Das Jahr 2021 war ein gutes für den Pharmastandort Deutschland: Der vfa rechnet mit einem Umsatzplus von 13 Prozent. Und auch für 2022 erwartet der Verband mit einem Zuwachs von 8 Prozent eine positive Entwicklung. Dennoch sieht vfa-Chef Steutel politischen Handlungsbedarf, was die Rahmenbedingungen für die Branche hierzulande betrifft.
Angetrieben von der starken Nachfrage nach Corona-Impfstoffen erwartet die deutsche Pharmaindustrie einen kräftigen Schub für ihr Geschäft. Im neuen Jahr dürfte der Umsatz der Branche um 8 Prozent und die Produktion um gut 3 Prozent wachsen, prognostiziert der Verband forschender Pharmaunternehmen (vfa). Damit dürfte auch die Zahl der Beschäftigten bis Ende 2022 um 3 Prozent auf mehr als 122.000 Menschen zulegen. „Die Pharmaindustrie in Deutschland zeigt sich in der Krise äußerst robust“, sagte vfa-Präsident Han Steutel der Deutschen Press-Agentur. Sie sei damit ein maßgeblicher Faktor für das Wirtschaftswachstum.

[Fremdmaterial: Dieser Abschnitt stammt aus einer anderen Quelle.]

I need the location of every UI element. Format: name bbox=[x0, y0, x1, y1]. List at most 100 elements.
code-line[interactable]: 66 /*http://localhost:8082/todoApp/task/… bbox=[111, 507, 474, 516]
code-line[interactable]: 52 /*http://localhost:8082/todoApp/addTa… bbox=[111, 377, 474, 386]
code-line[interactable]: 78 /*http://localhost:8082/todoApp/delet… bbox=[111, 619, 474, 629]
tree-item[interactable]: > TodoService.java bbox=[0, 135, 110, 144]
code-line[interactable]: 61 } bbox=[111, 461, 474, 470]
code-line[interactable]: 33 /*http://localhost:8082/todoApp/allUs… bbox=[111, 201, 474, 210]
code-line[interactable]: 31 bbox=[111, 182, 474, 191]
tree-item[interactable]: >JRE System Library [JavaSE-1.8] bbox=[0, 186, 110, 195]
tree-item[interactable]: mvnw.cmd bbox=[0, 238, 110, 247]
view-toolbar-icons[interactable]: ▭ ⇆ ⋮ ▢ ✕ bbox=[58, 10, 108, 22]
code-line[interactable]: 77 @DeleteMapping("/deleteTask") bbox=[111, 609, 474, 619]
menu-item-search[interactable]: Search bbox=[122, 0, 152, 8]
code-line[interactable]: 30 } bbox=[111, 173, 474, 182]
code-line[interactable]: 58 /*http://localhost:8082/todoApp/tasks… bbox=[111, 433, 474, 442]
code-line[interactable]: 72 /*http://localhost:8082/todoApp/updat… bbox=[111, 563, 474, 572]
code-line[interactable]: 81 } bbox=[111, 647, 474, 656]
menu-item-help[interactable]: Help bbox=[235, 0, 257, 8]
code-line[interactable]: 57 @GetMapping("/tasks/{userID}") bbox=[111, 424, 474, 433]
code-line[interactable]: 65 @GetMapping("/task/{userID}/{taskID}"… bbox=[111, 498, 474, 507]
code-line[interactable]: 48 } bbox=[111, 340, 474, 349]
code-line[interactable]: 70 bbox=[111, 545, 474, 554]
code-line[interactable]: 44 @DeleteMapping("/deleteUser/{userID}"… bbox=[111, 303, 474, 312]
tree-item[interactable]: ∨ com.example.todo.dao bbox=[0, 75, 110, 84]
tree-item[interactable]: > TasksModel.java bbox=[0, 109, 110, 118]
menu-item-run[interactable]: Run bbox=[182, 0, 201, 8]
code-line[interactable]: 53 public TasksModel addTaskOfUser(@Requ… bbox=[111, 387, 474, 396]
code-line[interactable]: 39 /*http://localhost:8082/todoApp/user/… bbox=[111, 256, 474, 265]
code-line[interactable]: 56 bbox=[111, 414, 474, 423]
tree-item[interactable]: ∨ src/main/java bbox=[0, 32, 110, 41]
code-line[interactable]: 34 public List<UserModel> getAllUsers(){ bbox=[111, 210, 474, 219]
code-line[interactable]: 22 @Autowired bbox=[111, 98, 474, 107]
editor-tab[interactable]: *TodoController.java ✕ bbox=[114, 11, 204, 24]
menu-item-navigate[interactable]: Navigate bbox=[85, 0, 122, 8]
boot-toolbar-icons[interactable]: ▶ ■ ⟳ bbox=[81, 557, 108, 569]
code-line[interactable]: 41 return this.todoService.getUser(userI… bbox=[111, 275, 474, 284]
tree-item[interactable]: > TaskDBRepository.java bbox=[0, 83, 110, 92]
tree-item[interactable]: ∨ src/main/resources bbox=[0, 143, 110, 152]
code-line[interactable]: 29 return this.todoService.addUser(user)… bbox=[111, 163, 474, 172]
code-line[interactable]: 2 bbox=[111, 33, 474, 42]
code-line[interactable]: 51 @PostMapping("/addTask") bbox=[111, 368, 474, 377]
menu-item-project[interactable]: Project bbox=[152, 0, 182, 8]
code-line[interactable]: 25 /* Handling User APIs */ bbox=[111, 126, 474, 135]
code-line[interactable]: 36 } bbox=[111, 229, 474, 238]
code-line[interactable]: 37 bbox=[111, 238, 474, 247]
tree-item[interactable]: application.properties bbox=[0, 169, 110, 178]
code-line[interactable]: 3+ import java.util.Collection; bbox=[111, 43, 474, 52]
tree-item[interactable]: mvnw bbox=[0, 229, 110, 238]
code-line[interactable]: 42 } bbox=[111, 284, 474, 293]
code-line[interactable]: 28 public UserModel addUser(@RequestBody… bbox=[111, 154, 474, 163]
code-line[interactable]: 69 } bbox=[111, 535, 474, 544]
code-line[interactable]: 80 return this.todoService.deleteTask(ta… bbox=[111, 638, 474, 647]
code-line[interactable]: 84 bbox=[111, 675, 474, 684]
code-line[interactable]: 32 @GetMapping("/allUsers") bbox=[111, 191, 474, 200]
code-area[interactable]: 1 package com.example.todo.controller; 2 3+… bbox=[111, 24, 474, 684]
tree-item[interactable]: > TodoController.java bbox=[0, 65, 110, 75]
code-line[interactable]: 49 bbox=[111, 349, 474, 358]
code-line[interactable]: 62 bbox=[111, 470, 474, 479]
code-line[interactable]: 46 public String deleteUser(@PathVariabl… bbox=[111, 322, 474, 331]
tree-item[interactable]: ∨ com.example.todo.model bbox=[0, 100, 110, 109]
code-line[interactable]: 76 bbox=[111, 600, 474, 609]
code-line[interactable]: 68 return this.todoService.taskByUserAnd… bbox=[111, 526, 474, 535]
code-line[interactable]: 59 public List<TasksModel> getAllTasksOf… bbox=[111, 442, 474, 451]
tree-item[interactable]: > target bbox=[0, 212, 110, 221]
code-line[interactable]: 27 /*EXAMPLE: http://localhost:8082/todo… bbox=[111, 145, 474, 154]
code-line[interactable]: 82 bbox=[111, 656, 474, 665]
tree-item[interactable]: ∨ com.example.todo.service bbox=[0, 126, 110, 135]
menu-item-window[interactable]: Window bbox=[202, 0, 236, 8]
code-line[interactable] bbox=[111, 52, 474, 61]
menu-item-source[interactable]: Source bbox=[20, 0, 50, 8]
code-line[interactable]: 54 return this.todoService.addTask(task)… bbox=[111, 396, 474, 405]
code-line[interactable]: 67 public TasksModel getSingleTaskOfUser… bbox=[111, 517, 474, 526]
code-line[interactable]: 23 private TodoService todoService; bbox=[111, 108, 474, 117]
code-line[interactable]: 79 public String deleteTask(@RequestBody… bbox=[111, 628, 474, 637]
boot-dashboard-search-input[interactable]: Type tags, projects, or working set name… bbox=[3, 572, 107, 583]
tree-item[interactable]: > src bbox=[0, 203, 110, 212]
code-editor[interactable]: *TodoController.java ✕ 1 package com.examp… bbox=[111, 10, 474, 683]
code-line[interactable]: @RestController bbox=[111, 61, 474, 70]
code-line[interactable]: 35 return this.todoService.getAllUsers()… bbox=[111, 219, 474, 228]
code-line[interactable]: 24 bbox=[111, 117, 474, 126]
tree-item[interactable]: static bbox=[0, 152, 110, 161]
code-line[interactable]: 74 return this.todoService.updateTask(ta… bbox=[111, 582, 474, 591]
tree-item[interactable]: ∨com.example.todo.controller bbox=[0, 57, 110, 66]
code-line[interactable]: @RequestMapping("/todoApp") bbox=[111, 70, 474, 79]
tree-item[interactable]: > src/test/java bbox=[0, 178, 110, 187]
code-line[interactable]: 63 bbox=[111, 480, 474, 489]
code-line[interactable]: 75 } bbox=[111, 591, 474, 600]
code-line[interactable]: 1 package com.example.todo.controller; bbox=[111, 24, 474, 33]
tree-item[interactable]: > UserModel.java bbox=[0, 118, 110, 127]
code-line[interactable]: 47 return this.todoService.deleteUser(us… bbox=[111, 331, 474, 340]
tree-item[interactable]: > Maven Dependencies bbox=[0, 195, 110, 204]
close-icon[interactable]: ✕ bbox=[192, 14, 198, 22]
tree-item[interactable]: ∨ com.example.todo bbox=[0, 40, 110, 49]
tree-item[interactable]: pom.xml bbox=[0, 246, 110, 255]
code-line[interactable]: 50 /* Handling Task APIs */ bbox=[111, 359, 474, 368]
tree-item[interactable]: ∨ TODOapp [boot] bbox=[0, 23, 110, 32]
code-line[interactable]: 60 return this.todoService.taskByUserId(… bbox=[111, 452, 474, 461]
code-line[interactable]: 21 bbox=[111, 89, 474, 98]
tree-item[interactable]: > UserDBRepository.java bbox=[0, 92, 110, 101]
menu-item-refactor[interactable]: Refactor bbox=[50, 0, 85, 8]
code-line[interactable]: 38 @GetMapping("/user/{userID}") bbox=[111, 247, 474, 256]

Biontech-Coup wirkt sich aus
Der Coup von Biontech, den weltweit ersten zugelassenen COVID-19-Impfstoff aus Deutschland auf den Markt zu bringen, habe direkt und indirekt positive Folgen für den hiesigen Pharmastandort, sagte Steutel. „Es ist nicht nur die Produktion deutscher Unternehmen gestiegen, auch ausländische Konzerne wie AstraZeneca und Johnson & Johnson lassen verstärkt hier produzieren.“ Der Impfstoff-Erfolg von Biontech sei eine riesige Chance. Schon dieses Jahr hat die Pharmabranche einen rasanten Aufschwung erlebt: Der Umsatz dürfte laut vfa um 13 Prozent steigen, die Produktion um 5 Prozent.
Allein am Vakzin von Biotech und Pfizer wirken in Deutschland 13 Betriebe mit. Vom Wachstum der deutschen Wirtschaft von 2,7 Prozent, das die Wirtschaftsweisen für 2021 prognostizieren, dürften allein 0,5 Prozentpunkte auf Biontech entfallen, errechnete der Verband. Er vertritt 45 Unternehmen mit rund 92.000 Beschäftigten.
Weniger Bürokratie, mehr Digitalisierung
Damit der hiesige Pharmastandort wettbewerbsfähig bleibe, müsse Deutschland aber in Sachen Bürokratieabbau, Digitalisierung und klinische Forschung besser werden. Genehmigungen etwa dauerten zu lange, auch weil Datenschutz in Deutschland ein besonders sensibles Thema sei. „Bei Corona-Impfstoffen waren die Behörden schnell, das zeigt, dass es auch sonst zügiger gehen kann“, sagte Steutel.
Steutel vermisst zentrale Stelle für Genehmigung klinischer Studien
Wenn für die Erforschung von Arzneien klinische Studien mit Patienten durchgeführt werden müssten, sei derzeit eine Genehmigung in den betroffenen Bundesländern nötig – im schlimmsten Fall also bis zu 16. „Es fehlt eine zentrale Stelle“, monierte Steutel. In anderen europäischen Ländern dauere es 100 Tage, die Genehmigung für eine klinische Studie zu bekommen. „In Deutschland sind es 200 Tage.“ Deutschland habe einen guten Ruf in der Forschung, doch bei der Zahl der klinischen Studien lägen nicht nur die USA und China vor der hiesigen Pharmabranche, auch Spanien und Großbritannien seien vorbeigezogen. „Das muss für uns ein Warnzeichen sein.“
Auch bei der Zusammenarbeit zwischen Forschern, Kliniken und Universitäten sieht Steutel Nachholbedarf. Es gebe Lücken bei der Digitalisierung und Probleme beim Datenaustausch. „Pharmaunternehmen können nicht auf elektronische Patientendaten zugreifen, was faktisch überall auf der Welt geht. Für unseren Ruf ist das nicht gut.“ Druck für die Pharmabranche komme aus China. „Die Konkurrenz für Europa und die USA wird langfristig sein“, sagte Steutel. Chinas Pharmabranche sei stark bei Patentanmeldungen und schnell in der klinischen Forschung mit großen Patientengruppen.